Abstract
There is long-standing evidence for gene-by-sex interactions in disease risk, which can now be tested in genome-wide association studies with participant numbers in the hundreds of thousands. Contemporary methods start with a separate test for each sex, but simulations suggest a more powerful approach should be to use sex as an interaction term in a single test. The traits currently with the most compelling evidence for sex-dependent genetic effects are for adiposity (predictive of cardiac disease), type II diabetes, asthma and inflammatory bowel disease. Sexually dimorphic gene expression varies dynamically, by age, tissue type, and chromosome, so sex dependent genetic effects are expected for a wide range of diseases.
Key concepts
Compelling findings of sex-dependent genetic effects on disease have been made in adiposity-related anthropometric traits, type II diabetes, and inflammatory bowel disease. Other disorders remain to be more fully investigated, regardless of what sexual differences they exhibit in prevalence and presentation.
Current evidence indicates that sex difference in gene expression is not required for a SNP to have a sex-dependent effect. However, sex differences in gene expression vary dynamically, by organ and age, so generalisations may be inaccurate without comprehensive data.
Sex-dependent risk alleles are predicted to be of greater effect size than conventional ones, because natural selection acts only against the sex which has the disease. There is evidence for this from a high-powered GWAS of adiposity-related traits.
Many of the large GWAS meta-analyses look for sex-dependent genetic effects by testing male and female groups separately. However, this may be under-powered compared to a whole-sample, gene-by-sex interaction test.
Glossary
Genome-wide association study (GWAS). Method for identifying molecular genetic variation that controls heritable traits, in a population sample. Involves assessing the correlation between allele frequencies and phenotype value, at millions of markers of common genetic variation across the genome.
Sexual dimorphism. A difference between males and females in a population for the value of a particular trait. May include anything from anatomical measurements to expression level of a gene.
Sex-dependent genetic effect. A disease risk allele is termed sex-specific when it increases risk in one sex only but has no effect on the disease in the other sex. The term sex-biased is used for an allele causes a significant increase in risk of disease in both sexes, but for which the magnitude of the risk increase is significantly different between males and females. There are also reports where an allele that increases risk of a disease in one sex reduces risk of the same disease in the other sex but none have been replicated, and there is no biochemical reason why this could be true. It effectively constitutes a sexually antagonistic effect, but should be distinguished from intra-locus sexual conflict which explicitly requires than an allele have opposing effects on the evolutionary fitness of males and females (Bonduriansky and Chenoweth 2009). All of the above relationships constitute a form of sex-dependent genetic effect.
Introduction
Knowledge of the genetic causes of disease is rapidly expanding, following recent advances in genotyping and computation methods, and massive participant numbers. There are currently two important questions. Firstly, why do results from genome-wide association studies not reach the predictions of classical quantitative genetics (Manolio et al. 2009)? Secondly, how can we use knowledge of risk genes help in the treatment of individuals (Manolio 2013)?

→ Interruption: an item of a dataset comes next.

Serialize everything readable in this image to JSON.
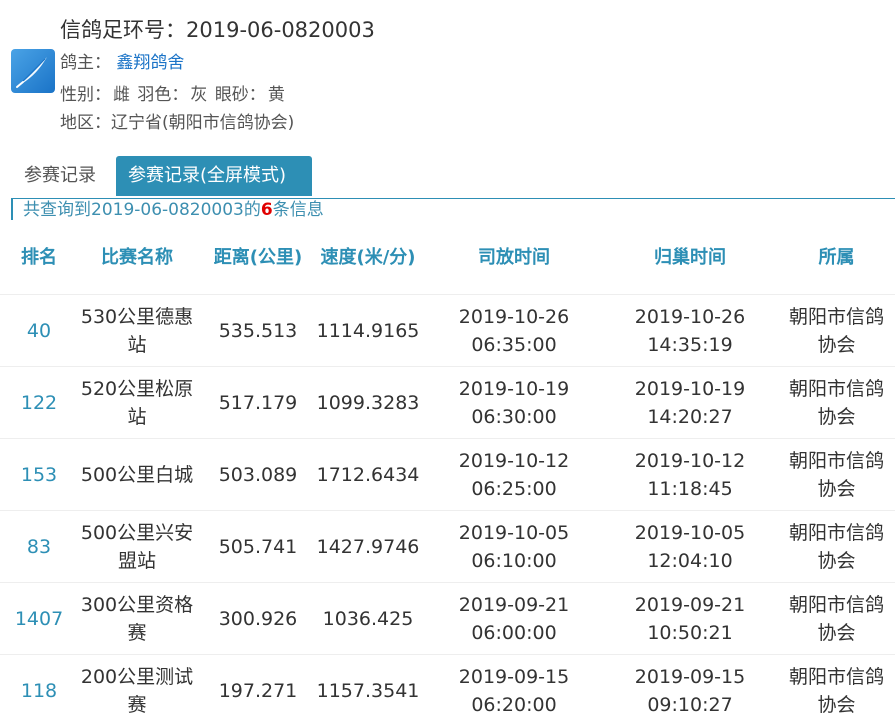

The modification of genetic effects by environmental variables (such as smoking, nutrient intake, stress) might help answer these questions, they are difficult to accurately quantify. Sex (gender) is comparable to an environmental variable because it influences the immediate physiological environment within which a gene functions, via the sex-determination pathway and steroid hormones. In contrast to classical environmental variables, sex is simple to measure, equally-distributed in all populations, and determined at conception. Sex-dependent genetic effects have long been known, with good evidence coming from studies of Mendelian sex-linked disorders, narrow-sense heritability, and linkage mapping of quantitative traits (Ober, Loisel, and Gilad 2008). Finally, the mitochondria, which is maternally-inherited and shows a strong sex differences in function, harbours many disease-causing mutations which effect predominantly males (Beekman, Dowling, and Aanen 2014).
There have been broad assumptions that sex-dependent genetic effects are the result of differences in sex hormone levels, but experiments using hormone treatment and gonadectomy demonstrate that sex differences in core domains of immune response, behaviour, and toxin resistance are controlled by sex chromosomes, and not by sex hormones (Penaloza et al. 2009; Ngun et al. 2011). Additionally, studies of human cell lines, which are devoid of sex hormones, indicate that expression level of up to 15% of genes is determined by the combination of both genotype and sex (Dimas et al. 2012). With genome-wide association testing and massive participant numbers, the true extent of robust and actionable sex-dependent disease associations is starting to be revealed.
Since the last review of sex-differences in disease genetics, which also provided an insight into possible their evolutionary origins (Gilks, Abbott, and Morrow 2014), many new discoveries have been made. I firstly review methods for detecting sex dependent effects in genome-wide association studies (GWAS), and then summarise the most convincing associations, and the current knowledge within disease categories. Using evidence from studies in transcriptomics, cell biology and biochemistry, I discuss the diverse mechanisms by which an allele can have a sex-dependent effect on disease risk.
Methods for identifying sex-dependent effects in genome-wide association studies
Genome-wide association studies for common diseases, typically model the relationship between genotype and disease status using logistic regression to detect additive genetic effects, whereby the effect of two alleles at a locus doubles the risk from having just one. In large GWAS with multiple sample collections, meta-analysis is appropriate. Detection of sex-dependent effects in GWAS meta-analyses has been pioneered by Magi and colleagues, with both a sex-differentiated test of association, and a test of allelic heterogeneity between the sexes, which withstood comprehensive simulations for loss-of-power (Magi, Lindgren, and Andrew P. Morris 2010). The software these authors developed, ‘GWAMA’, has been applied to many large GWAS, although without tests for sex-dependent effects.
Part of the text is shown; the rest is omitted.